A lovely and talented young indie musician and a not-so-lovely TV curmudgeon team up to make me smile today, re: comments made about pop nuisance Lady Gaga.
Joanna Newsom, via an interview with The Guardian, via Pitchfork, via New Yorker, via Twitter:
"I'm mystified by the laziness of people looking at how she presents herself, and somehow assuming that implies there's a high level of intelligence in the songwriting. Her approach to image is really interesting, but you listen to the music, and you just hear glow sticks. Smart outlets for musical journalism give her all this credit, like she's the new Madonna …" She breaks off and laughs. "Although I'm coming from a perspective of also thinking Madonna is not great at all. I'm like, fair enough: she is the new Madonna, but Madonna's a dumb-ass!"BAHAHA! Yeah. Pitchfork doesn't seem to care for Newsom's opinion, alluding to Lady Gaga's higher purpose as a person who gets others to think about "art" and that she is "a provocateur." Nah, she just blows. If you are going to provoke, expect the spotlight to land back on YOU first. What is revealed is that there is nothing of substance or value in her work, other than the ability to sucker people out of their money and get them to dance drunkenly at clubs and pay attention to her. It was always the same with Madonna, who is essentially a mediocre dancer with a ladystache. There's always a demand for mindless pop music, and I don't have a problem with that too much. Call it art, and you get my raised eyebrow, and Newsom's as well. Joanna's brand of music may not be to everyone's tastes but it certainly is not mindless, and I bet in concert will not feature a phalanx of Chippendale's rejects in Spanx dancing around her harp.

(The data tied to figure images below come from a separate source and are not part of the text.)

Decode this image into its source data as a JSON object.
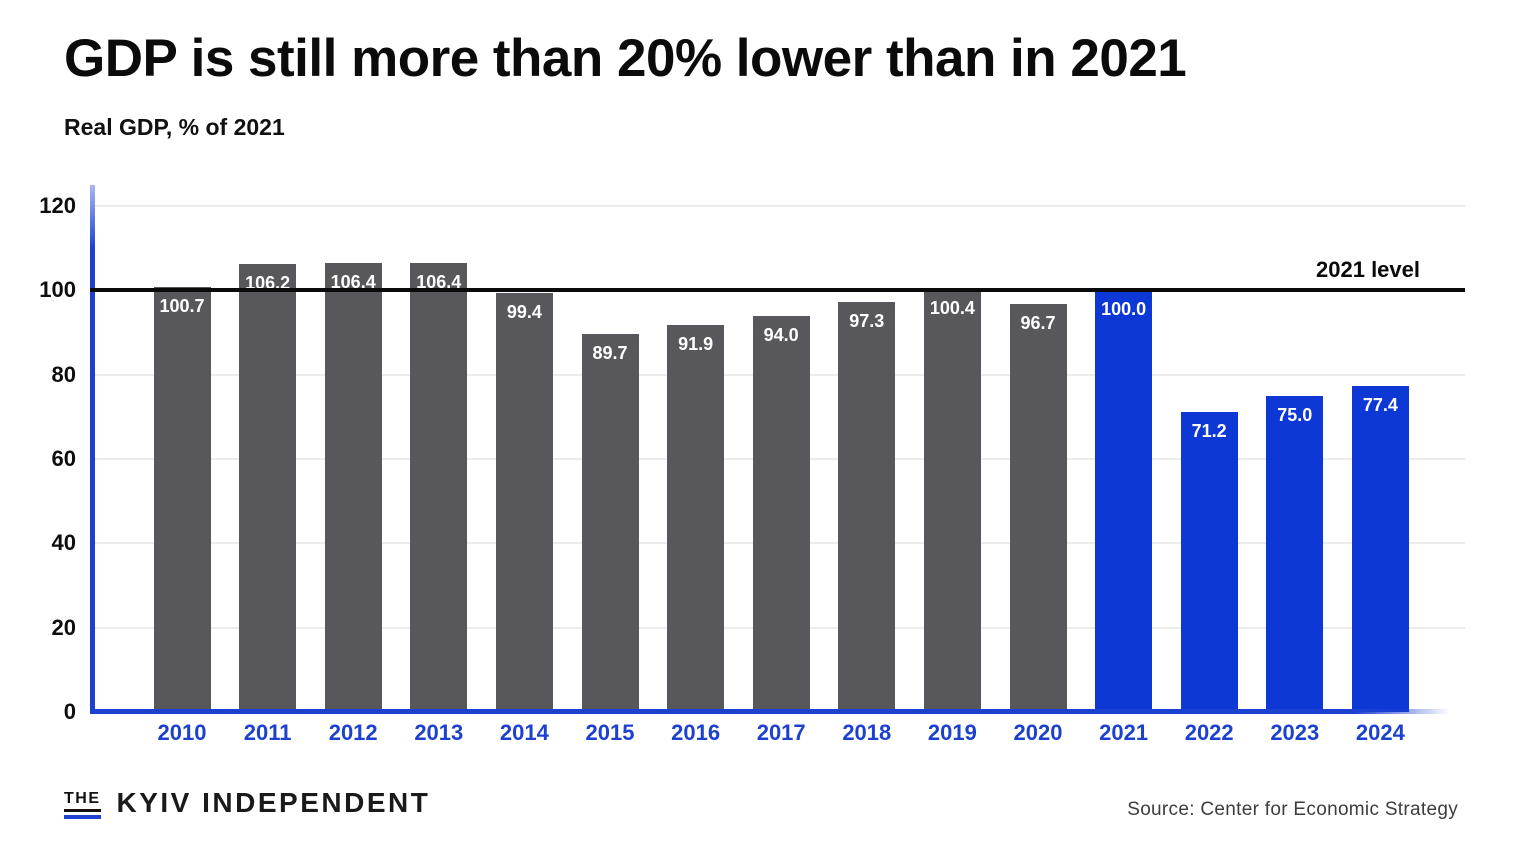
{
  "chart_data": {
    "type": "bar",
    "title": "GDP is still more than 20% lower than in 2021",
    "subtitle": "Real GDP, % of 2021",
    "categories": [
      "2010",
      "2011",
      "2012",
      "2013",
      "2014",
      "2015",
      "2016",
      "2017",
      "2018",
      "2019",
      "2020",
      "2021",
      "2022",
      "2023",
      "2024"
    ],
    "values": [
      100.7,
      106.2,
      106.4,
      106.4,
      99.4,
      89.7,
      91.9,
      94.0,
      97.3,
      100.4,
      96.7,
      100.0,
      71.2,
      75.0,
      77.4
    ],
    "highlighted_categories": [
      "2021",
      "2022",
      "2023",
      "2024"
    ],
    "xlabel": "",
    "ylabel": "",
    "ylim": [
      0,
      125
    ],
    "yticks": [
      0,
      20,
      40,
      60,
      80,
      100,
      120
    ],
    "grid": true,
    "legend_position": "none",
    "reference_line": {
      "value": 100,
      "label": "2021 level"
    },
    "colors": {
      "bar_default": "#58585c",
      "bar_highlight": "#0e38d6",
      "axis_blue": "#1d41cf",
      "reference_line": "#0a0a0a",
      "gridline": "#ececec"
    }
  },
  "footer": {
    "logo_the": "THE",
    "logo_name": "KYIV INDEPENDENT",
    "source": "Source: Center for Economic Strategy"
  }
}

(Newsom added this later in an email.)
"I may have contradicted myself. My problem isn't actually with Lady Gaga. But there's not much in her music to distinguish it from other glossy, formulaic pop. She just happens to wear slightly weirder outfits than Britney Spears. But they're not that weird - they're mostly just skimpy. She's fully marketing her body/sexuality; she's just doing it while wearing, like, a 'fierce' telephone hair-hat. Her sexuality has no scuzziness, no frank raunchiness, in the way that, say, Peaches, or even Grace Jones, have — she's Arty Spice! And, meanwhile, she seems to take herself so oddly seriously, the way she talks about her music in the third person, like she's Brecht or something. She just makes me miss Cyndi Lauper...And I shouldn't have called Madonna a dumb-ass. Her music and she have just gotten so boring to me, this last decade. I think maybe she doesn't hold her money very gracefully, the way some people can't hold their drink. But one thing she is surely not is dumb."

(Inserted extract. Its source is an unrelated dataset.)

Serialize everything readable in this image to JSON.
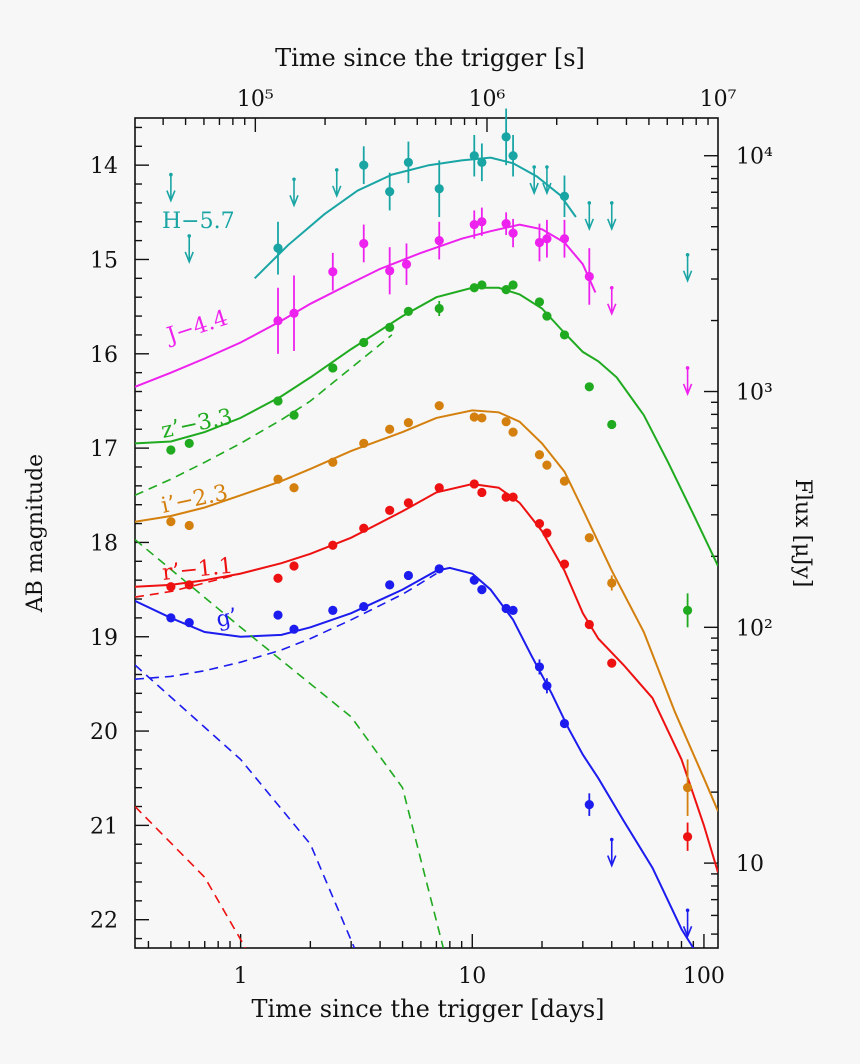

Andy Rooney has been on CBS' "60 Minutes" program approximately forever, and is old. He's known for being ancient and cranky; people always like to have a "get off my lawn" guy to go to every so often because it's fun to see them get all worked up over nothing. Here, he rather totally-not-shockingly lets us know that he doesn't have any clue who popular musicians are these days:
Andy gets no passes from me on this, because it really doesn't take that much to be aware of current-day culture, at least on some small level. You don't have to like it, but don't whine that you never heard of these dad-gum kids. Where Rooney's point did resonate with me was at the very end of his piece, when he brings up the idea that the younger generations probably never heard of Ella Fitzgerald, and that makes it even with him not knowing who Lady Gaga is.
The chances that Lady Gaga's music will be as honored as Fitzgerald's for its depth, lasting appeal, and musical brilliance = 0.0000000000000000000%.
Art. PLEASE.
This also reminds me to mention that Lena Horne died yesterday, aged 92. Beautiful, multi-talented, a civil rights pioneer, devoted to her family and friends, and tough as nails.
This little indie crank's got to head back to the laundry now. See you later.